News 8 has obtained new dashcam video and police documents from the high-profile death of Preston Cass, who was killed while riding in a group of sport bikers on the Dallas North Tollway in September.
Cass was going too fast, crashed and died. The other riders fled.
Who were those other riders?
In a previous report, News 8 showed that the Texas Department of Public Safety, which is investigating the case, may have failed to run down valuable leads.
"In this case, the case is still open," said DPS spokesman Trooper Lonnie Haschel.
But News 8 has obtained video from Dallas police taken three minutes before the fatal wreck. In it, a rider is seen doing wheelies, evading police.
Then, two more riders exit the Tollway by going the wrong way on an entrance ramp.
Finally, a rider pulls over. It is 27-year-old Gary Joseph Baker. The Dallas officer issues Baker a warning, but does not write a ticket.
Then — 17 minutes after Cass dies — another wrecked motorcycle is found on a Tollway exit ramp to LBJ Freeway. That rider left the scene.
Documents obtained by News 8 show that the abandoned motorcycle was picked up days later at the Dallas police impound lot by 38-year old Michael Kory Pappas of Frisco.
The bike was not registered in Pappas' name, but he submitted a notarized document with a signature from the registered owner that authorized police to release the bike to him.
The registered owner, however, told News 8 she never signed the document.
A number of sport-bike riders have contacted News 8. They are upset that the reckless behavior of a few reflects on everyone.
Some are now sharing information that a small group of about 20 riders have also stolen hundreds of sport bikes in the Dallas area.
One of them, who fears retribution is speaking out. To protect his safety, he’s referred to as "Carter."
"This is most definitely a business operation," he said.
In a grainy video that was posted on YouTube last December, three men can be seen entering an apartment complex at 3 a.m.
"They have bolt cutters. They have ways to get in your garage," Carter said.

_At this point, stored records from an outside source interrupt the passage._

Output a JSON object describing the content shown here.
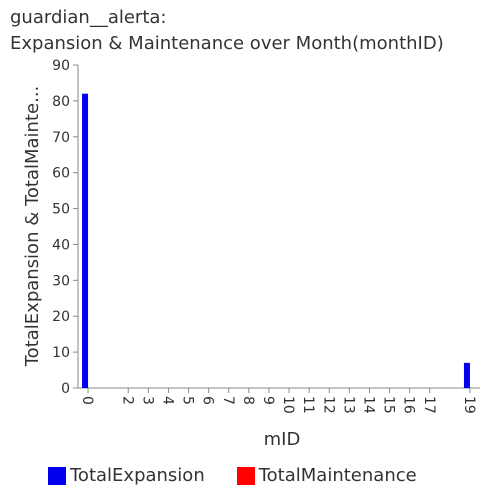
{
  "title_line1": "guardian__alerta:",
  "title_line2": "Expansion & Maintenance over Month(monthID)",
  "chart_data": {
    "type": "bar",
    "xlabel": "mID",
    "ylabel": "TotalExpansion & TotalMainte...",
    "ylim": [
      0,
      90
    ],
    "yticks": [
      0,
      10,
      20,
      30,
      40,
      50,
      60,
      70,
      80,
      90
    ],
    "categories": [
      "0",
      "2",
      "3",
      "4",
      "5",
      "6",
      "7",
      "8",
      "9",
      "10",
      "11",
      "12",
      "13",
      "14",
      "15",
      "16",
      "17",
      "19"
    ],
    "series": [
      {
        "name": "TotalExpansion",
        "color": "#0000ee",
        "values": [
          82,
          0,
          0,
          0,
          0,
          0,
          0,
          0,
          0,
          0,
          0,
          0,
          0,
          0,
          0,
          0,
          0,
          7
        ]
      },
      {
        "name": "TotalMaintenance",
        "color": "#ff0000",
        "values": [
          0,
          0,
          0,
          0,
          0,
          0,
          0,
          0,
          0,
          0,
          0,
          0,
          0,
          0,
          0,
          0,
          0,
          0
        ]
      }
    ],
    "legend_position": "bottom",
    "grid": false
  }
}
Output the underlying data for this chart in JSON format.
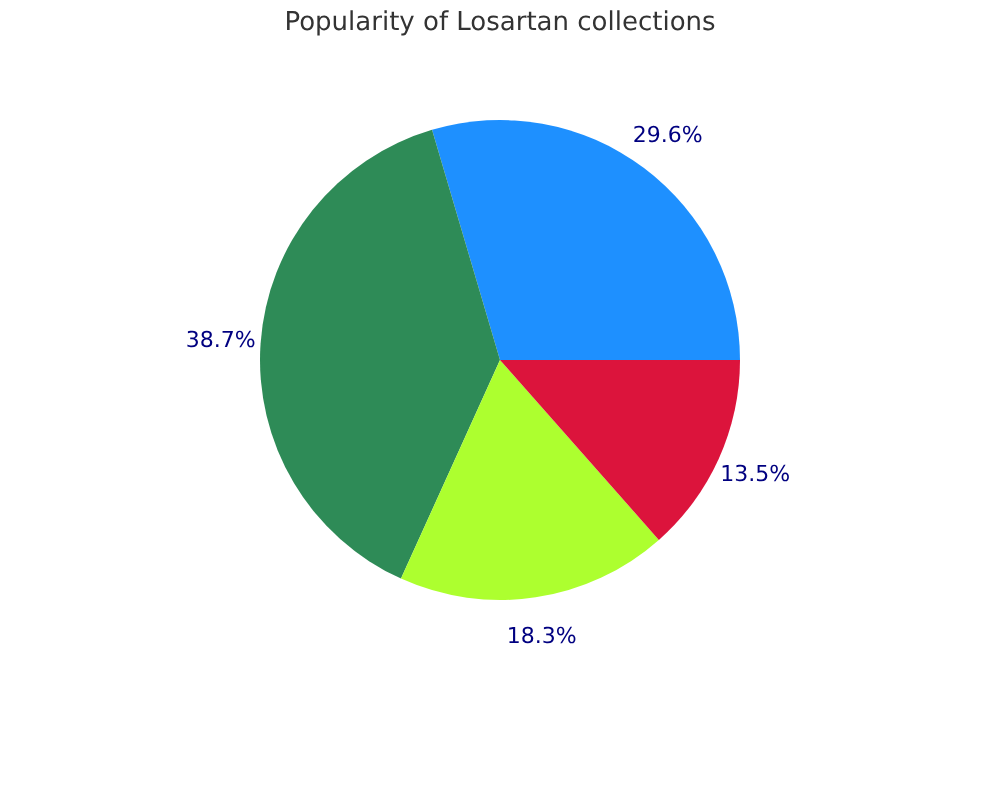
{
  "chart_data": {
    "type": "pie",
    "title": "Popularity of Losartan collections",
    "categories": [
      null,
      null,
      null,
      null
    ],
    "values": [
      29.6,
      38.7,
      18.3,
      13.5
    ],
    "value_labels": [
      "29.6%",
      "38.7%",
      "18.3%",
      "13.5%"
    ],
    "colors": [
      "#1e90ff",
      "#2e8b57",
      "#adff2f",
      "#dc143c"
    ],
    "legend": false
  }
}
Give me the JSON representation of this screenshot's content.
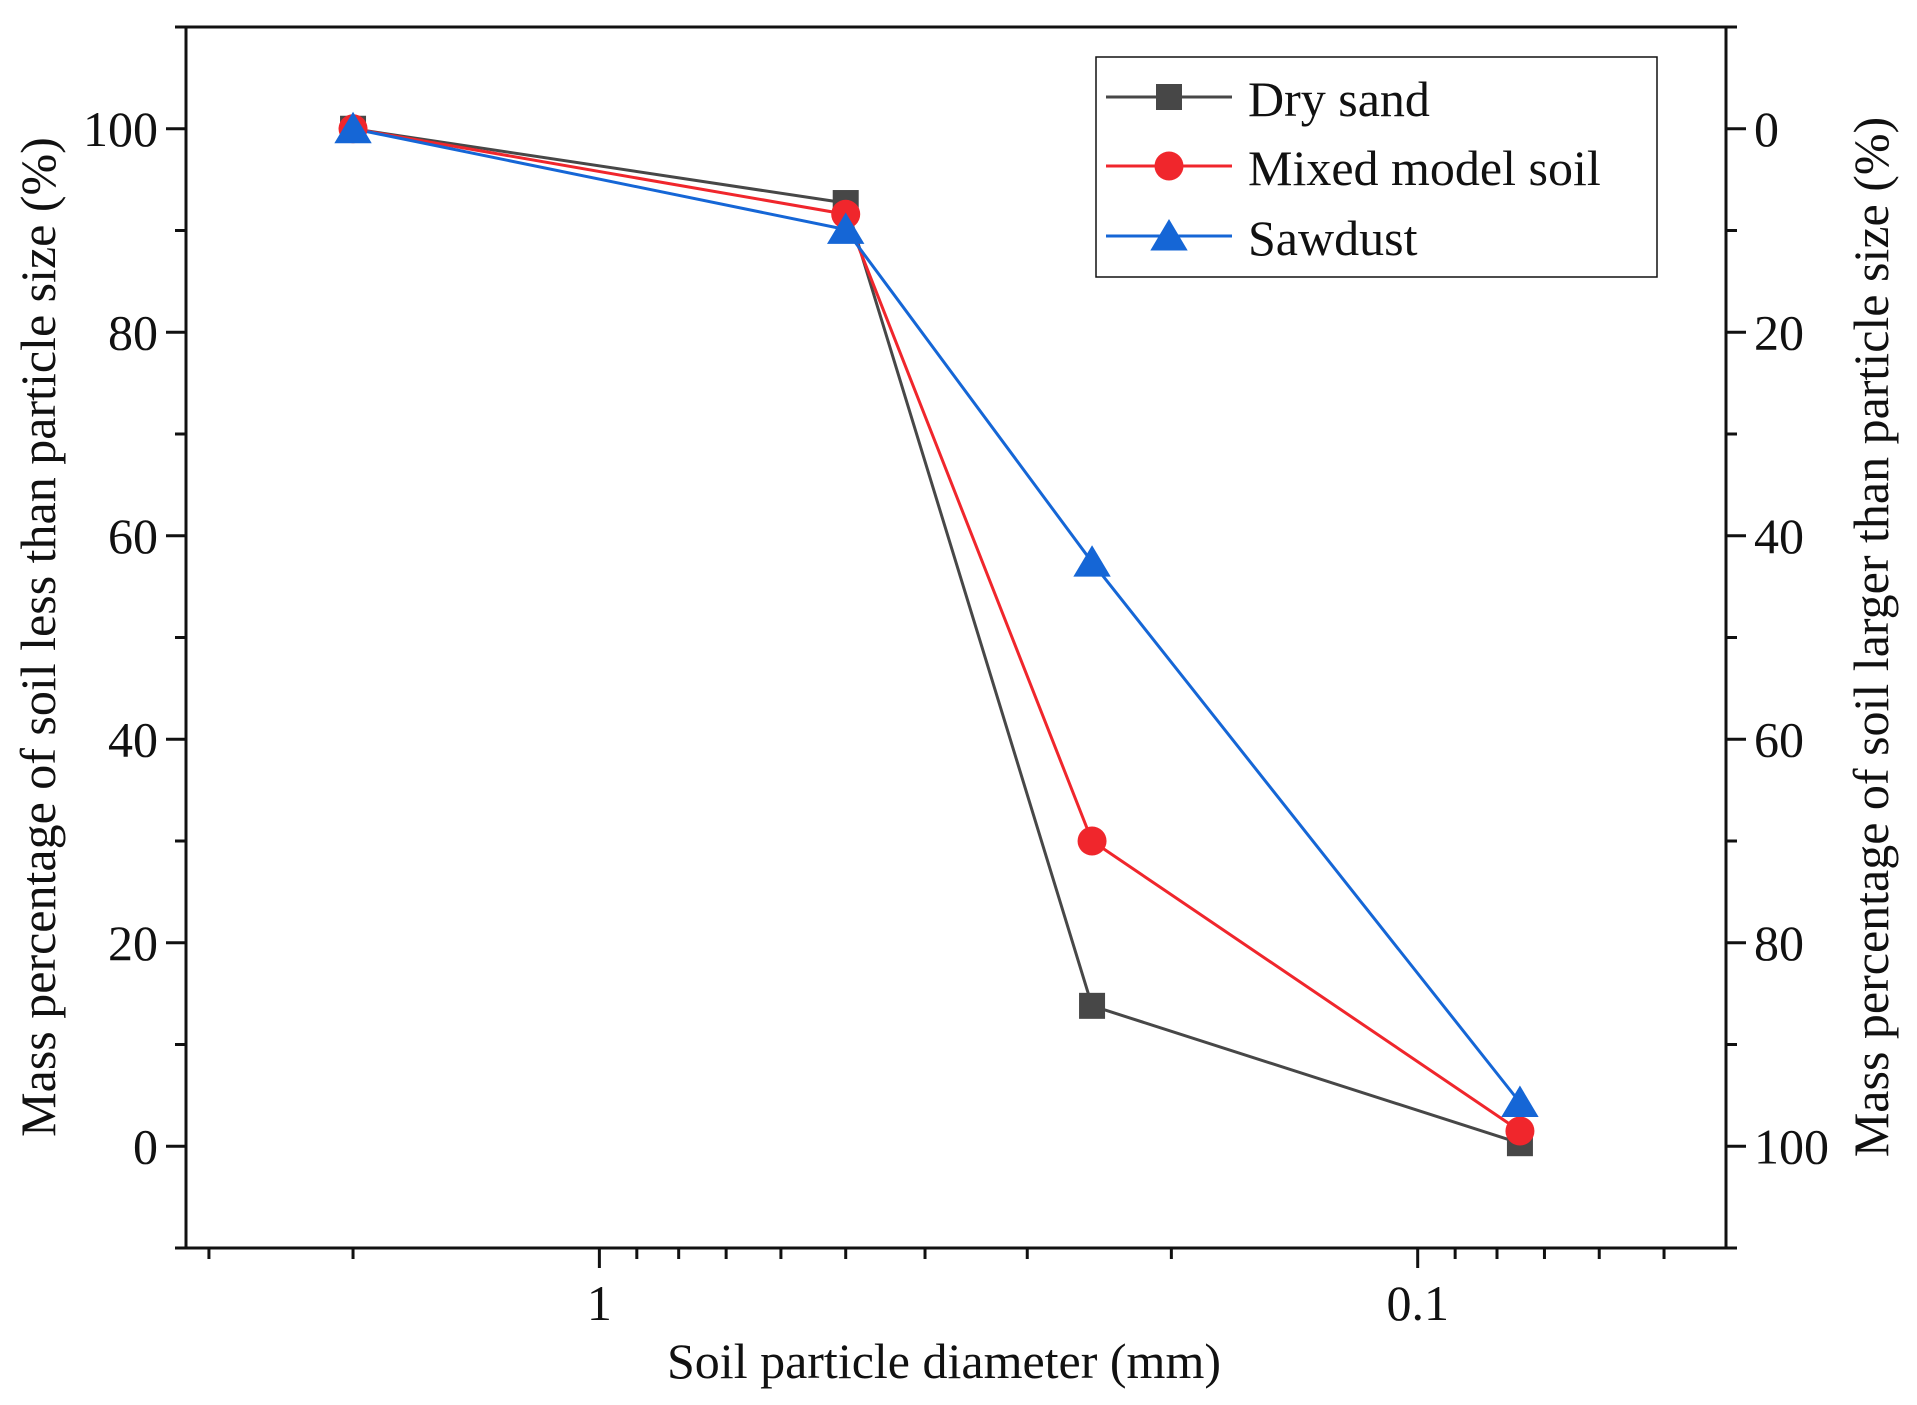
{
  "chart_data": {
    "type": "line",
    "title": "",
    "xlabel": "Soil particle diameter (mm)",
    "ylabel": "Mass percentage of soil less than particle size (%)",
    "y2label": "Mass percentage of soil larger than particle size (%)",
    "x_scale": "log",
    "x_reversed": true,
    "xlim": [
      3.2,
      0.042
    ],
    "ylim": [
      -10,
      110
    ],
    "y2lim": [
      110,
      -10
    ],
    "x_ticks": [
      1,
      0.1
    ],
    "x_tick_labels": [
      "1",
      "0.1"
    ],
    "y_ticks": [
      0,
      20,
      40,
      60,
      80,
      100
    ],
    "y_tick_labels": [
      "0",
      "20",
      "40",
      "60",
      "80",
      "100"
    ],
    "y2_ticks": [
      100,
      80,
      60,
      40,
      20,
      0
    ],
    "y2_tick_labels": [
      "100",
      "80",
      "60",
      "40",
      "20",
      "0"
    ],
    "legend_position": "top-right",
    "grid": false,
    "x": [
      2,
      0.5,
      0.25,
      0.075
    ],
    "series": [
      {
        "name": "Dry sand",
        "values": [
          100,
          92.7,
          13.8,
          0.3
        ],
        "color": "#474747",
        "marker": "square"
      },
      {
        "name": "Mixed model soil",
        "values": [
          100,
          91.6,
          30.0,
          1.5
        ],
        "color": "#f0262c",
        "marker": "circle"
      },
      {
        "name": "Sawdust",
        "values": [
          100,
          90.1,
          57.4,
          4.3
        ],
        "color": "#1566d6",
        "marker": "triangle"
      }
    ]
  }
}
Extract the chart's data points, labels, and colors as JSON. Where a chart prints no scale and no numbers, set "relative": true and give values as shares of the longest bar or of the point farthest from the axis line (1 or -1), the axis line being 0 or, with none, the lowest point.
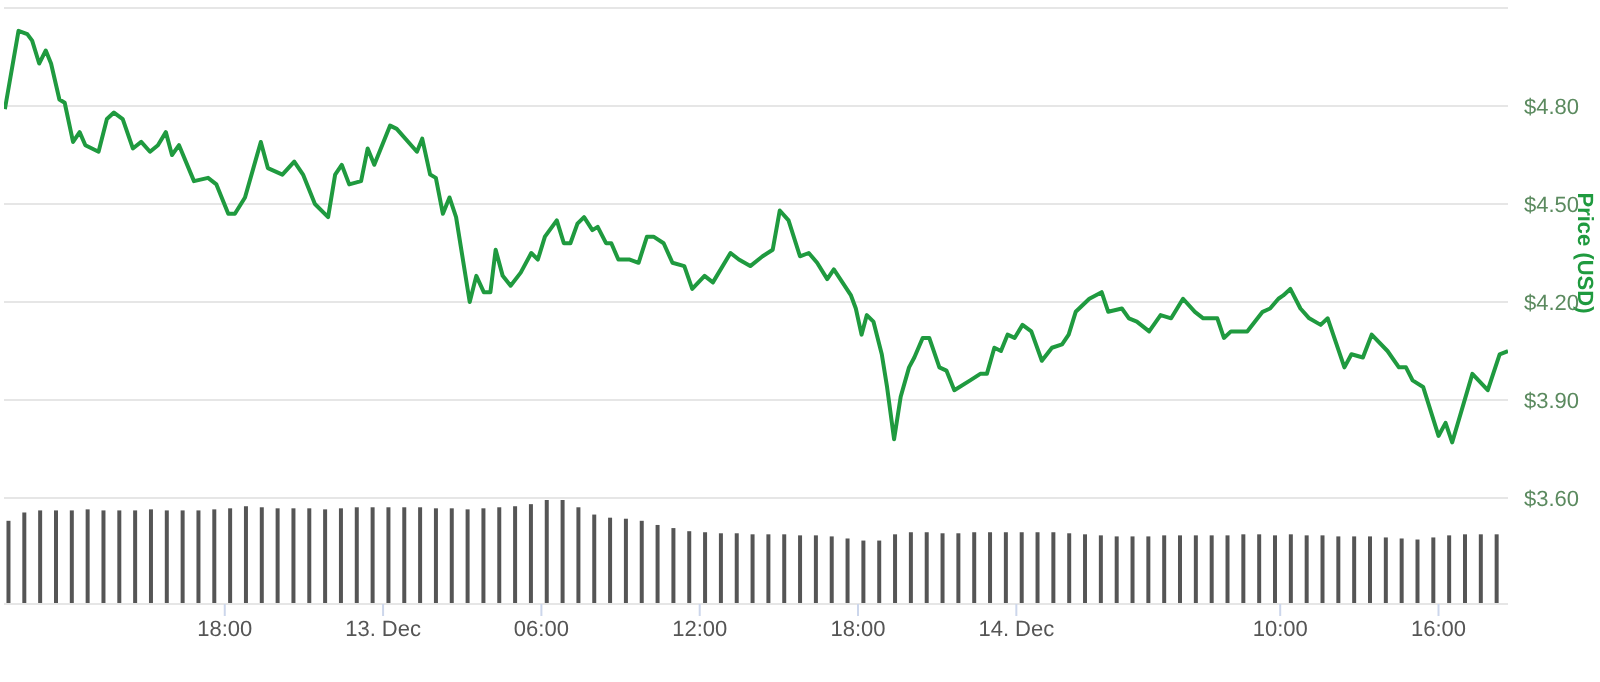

The men can be seen climbing a fence. Moments later, a Dallas police squad car pulls up and the thieves get away
"They really feel like they are untouchable," Carter said, adding that the stolen bikes are taken to "chop shops."
Original factory parts — without serial numbers — are stripped and sold on the Internet and, sometimes, at local stores.
"There are some that will actually knowingly buy these stolen parts and put them on legal registered frames with registered motors," Carter said. "They just put all the extra parts on top of it and sell it as whole bike."
And the one thing makes most of this possible is that police will not pursue speeding sport bikes because it puts innocent people in danger.
"They won't even attempt it," Carter said.
Because of that, police sources say sport bikes have become a popular means to transport illegal drugs and stolen cash. And that same speed lets thieves steal and transport stolen bikes without fear of arrest.